How to Accelerate Invoice Approvals with Invoice Approval Workflow

Cathy Ferro

How the best AP automation solutions accelerate invoice approval with invoice approval workflow.

How to Accelerate Invoice Approvals with Invoice Approval Workflow

Slow invoice approval cycles are one of the top challenges cited by accounts payable leaders, Ardent Partners reports.

“Time flies” is a popular refrain.  But things never seem to move fast enough for accounts payable leaders.

The move to Work from Home only makes things worse.  Manual and semi-automated accounts payable and invoice processes simply weren’t designed for remote working.

Slow invoice approvals are a big problem with AP departments.


Backlogs of invoices awaiting approval create big problems for businesses:

  • Late-payment penalties
  • Missed early payment discounts
  • Lots of calls and e-mails from suppliers regarding the status of invoices and payments
  • Strained internal and external stakeholder relationships
  • Difficulty forecasting and managing cash flow


Manual and semi-automated invoice processes are largely to blame for slow invoice approval cycles.

In a typical accounts payable environment with geographically dispersed approvers, getting invoices from one party to another requires several steps. Staff must scan invoices, determine the purchaser, and e-mail the invoice to the individual.  The e-mail is then opened, printed, signed, re-scanned and e-mailed back to accounts payable.  Invoices that require multiple approvals may require multiple e-mails.  And accounts payable leaders can never be sure where supplier invoices stand in the approval process.

This manual routing of invoices for approvals is time-consuming and prone to delays.

It is no wonder that most businesses cash in on few, if any, early-payment discount opportunities.

Eighty percent of the businesses surveyed by IOFM receive invoices that offer early-payment discounts.  In fact, 5 percent of those surveyed said that more than 25 percent of the invoices their business receives offer discounts for early payment, while 3 percent of businesses say between 16 percent and 25 percent of the invoices they receive offer early-payment discounts.  Businesses that take advantage of a discount term of just 1/10 net 30 earn an annualized 18 percent return – a lot more than they can earn from a typical interest-bearing bank account.

But most businesses capture less than 21 percent of all early-payment discount offers.

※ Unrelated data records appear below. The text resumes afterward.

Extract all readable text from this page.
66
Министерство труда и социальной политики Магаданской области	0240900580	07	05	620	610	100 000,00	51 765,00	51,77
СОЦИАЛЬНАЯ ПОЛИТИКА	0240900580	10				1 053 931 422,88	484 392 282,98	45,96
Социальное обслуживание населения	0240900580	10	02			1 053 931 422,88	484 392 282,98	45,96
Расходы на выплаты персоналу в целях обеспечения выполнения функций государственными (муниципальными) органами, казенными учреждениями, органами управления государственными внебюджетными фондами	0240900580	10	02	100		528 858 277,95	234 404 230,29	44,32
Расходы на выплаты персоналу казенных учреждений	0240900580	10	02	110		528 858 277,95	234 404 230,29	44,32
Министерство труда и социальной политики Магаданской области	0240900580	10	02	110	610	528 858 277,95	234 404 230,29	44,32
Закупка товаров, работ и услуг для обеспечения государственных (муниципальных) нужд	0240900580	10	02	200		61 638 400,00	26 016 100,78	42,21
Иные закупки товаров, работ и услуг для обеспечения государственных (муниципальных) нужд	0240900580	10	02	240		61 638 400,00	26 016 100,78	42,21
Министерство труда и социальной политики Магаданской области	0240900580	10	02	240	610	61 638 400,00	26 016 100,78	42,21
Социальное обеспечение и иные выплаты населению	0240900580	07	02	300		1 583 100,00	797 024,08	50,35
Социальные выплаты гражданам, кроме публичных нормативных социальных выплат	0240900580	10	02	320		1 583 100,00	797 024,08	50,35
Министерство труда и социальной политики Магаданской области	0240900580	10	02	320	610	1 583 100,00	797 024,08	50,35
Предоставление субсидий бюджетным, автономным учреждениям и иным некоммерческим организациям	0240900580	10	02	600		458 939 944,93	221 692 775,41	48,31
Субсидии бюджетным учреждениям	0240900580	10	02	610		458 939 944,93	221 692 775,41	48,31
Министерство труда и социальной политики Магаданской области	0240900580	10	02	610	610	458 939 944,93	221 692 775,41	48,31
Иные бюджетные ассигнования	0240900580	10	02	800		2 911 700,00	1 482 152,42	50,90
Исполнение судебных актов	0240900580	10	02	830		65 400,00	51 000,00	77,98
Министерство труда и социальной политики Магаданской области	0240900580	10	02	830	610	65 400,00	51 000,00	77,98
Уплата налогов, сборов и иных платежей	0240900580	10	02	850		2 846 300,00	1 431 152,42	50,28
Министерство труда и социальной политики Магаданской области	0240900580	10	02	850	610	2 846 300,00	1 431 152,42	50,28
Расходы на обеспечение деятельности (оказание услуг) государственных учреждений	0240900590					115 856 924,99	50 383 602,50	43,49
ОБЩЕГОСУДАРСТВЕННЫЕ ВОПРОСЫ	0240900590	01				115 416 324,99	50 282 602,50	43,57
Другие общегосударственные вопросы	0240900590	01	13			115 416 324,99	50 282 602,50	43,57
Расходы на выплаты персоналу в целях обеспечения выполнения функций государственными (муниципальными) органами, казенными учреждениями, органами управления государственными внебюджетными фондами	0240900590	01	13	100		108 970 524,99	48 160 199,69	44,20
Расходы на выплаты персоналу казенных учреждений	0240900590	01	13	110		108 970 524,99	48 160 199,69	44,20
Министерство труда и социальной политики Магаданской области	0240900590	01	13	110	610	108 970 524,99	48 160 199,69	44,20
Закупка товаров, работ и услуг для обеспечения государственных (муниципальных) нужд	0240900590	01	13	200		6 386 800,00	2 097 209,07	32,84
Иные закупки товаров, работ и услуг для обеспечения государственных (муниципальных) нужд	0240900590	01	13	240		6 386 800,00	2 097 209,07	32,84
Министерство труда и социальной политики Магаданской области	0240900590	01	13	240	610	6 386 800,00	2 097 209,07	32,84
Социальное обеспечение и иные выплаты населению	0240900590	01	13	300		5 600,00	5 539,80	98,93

And 12 percent of businesses are unable to capture any early-payment discounts, IOFM’s research found.  These results are more sobering when you consider that 79 percent of businesses say their suppliers offer payment terms of 30 days or more.  Only 27 percent of businesses capture more than 80 percent of early-payment discount offers.

Nearly one-in-five controllers surveyed by IOFM reported that the inability to maximize early-payment discounts was their accounts payable department’s biggest challenge.


How automation speeds invoice approvals

Transforming accounts payable with digital technologies accelerates invoice approval cycle times.

Accounts payable software robots effortlessly retrieve invoices from a portal or e-mail box.  Important data from invoices is automatically extracted and validated.  Invoices then are matched against purchase orders or delivery receipts.  Unmatched invoices are digitally routed to the appropriate approvers based on pre-configured business rules.  Suppliers are sent an e-mail with a hyperlink that enables them to input any missing or incorrect data directly into an online portal.  Once an invoice is approved, data is seamlessly uploaded to an ERP platform or other system of record and the invoice information is digitally archived and available for instant retrieval.

Graphical dashboards show the status of invoices in real-time and alert managers to bottlenecks that could delay approvals.  Accounts payable staff and approvers are notified of invoices approaching their due date; the technology also can be configured to automatically escalate invoices to a manager for review or approval, if desired.  The technology also tracks key metrics on approval cycle times.

Moreover, the machine learning built into some solutions enables the platform to become faster over time by “learning” from its accomplishments and errors, and understanding the actions taken by human operators (e.g. routing invoices for approval or accessing data for exceptions resolution).

And integrated self-service online supplier portals make onboarding suppliers and gathering supplier data a breeze.

It is for these reasons that payables departments with digital transformation solutions can process invoices in less than half the time of average departments (3.7 days versus 8.8 days) and in less than one-third the time of laggards (3.7 days versus 14.3 days), per research from PayStream Advisors.


Transform Accounts Payable Into a Profit Center

Faster cycle times enable businesses to capture more of the early-payment discount offers that can transform accounts payable into a profit center.  Top performers capture 7-times more early-payment discount offers as a percentage of spend as their peers, per The Hackett Group.  That means that a $1 billion-revenue company that previously captured $200,000 annually in early-payment discounts stands to gain $1.4 million a year in additional early-payment discounts through automation.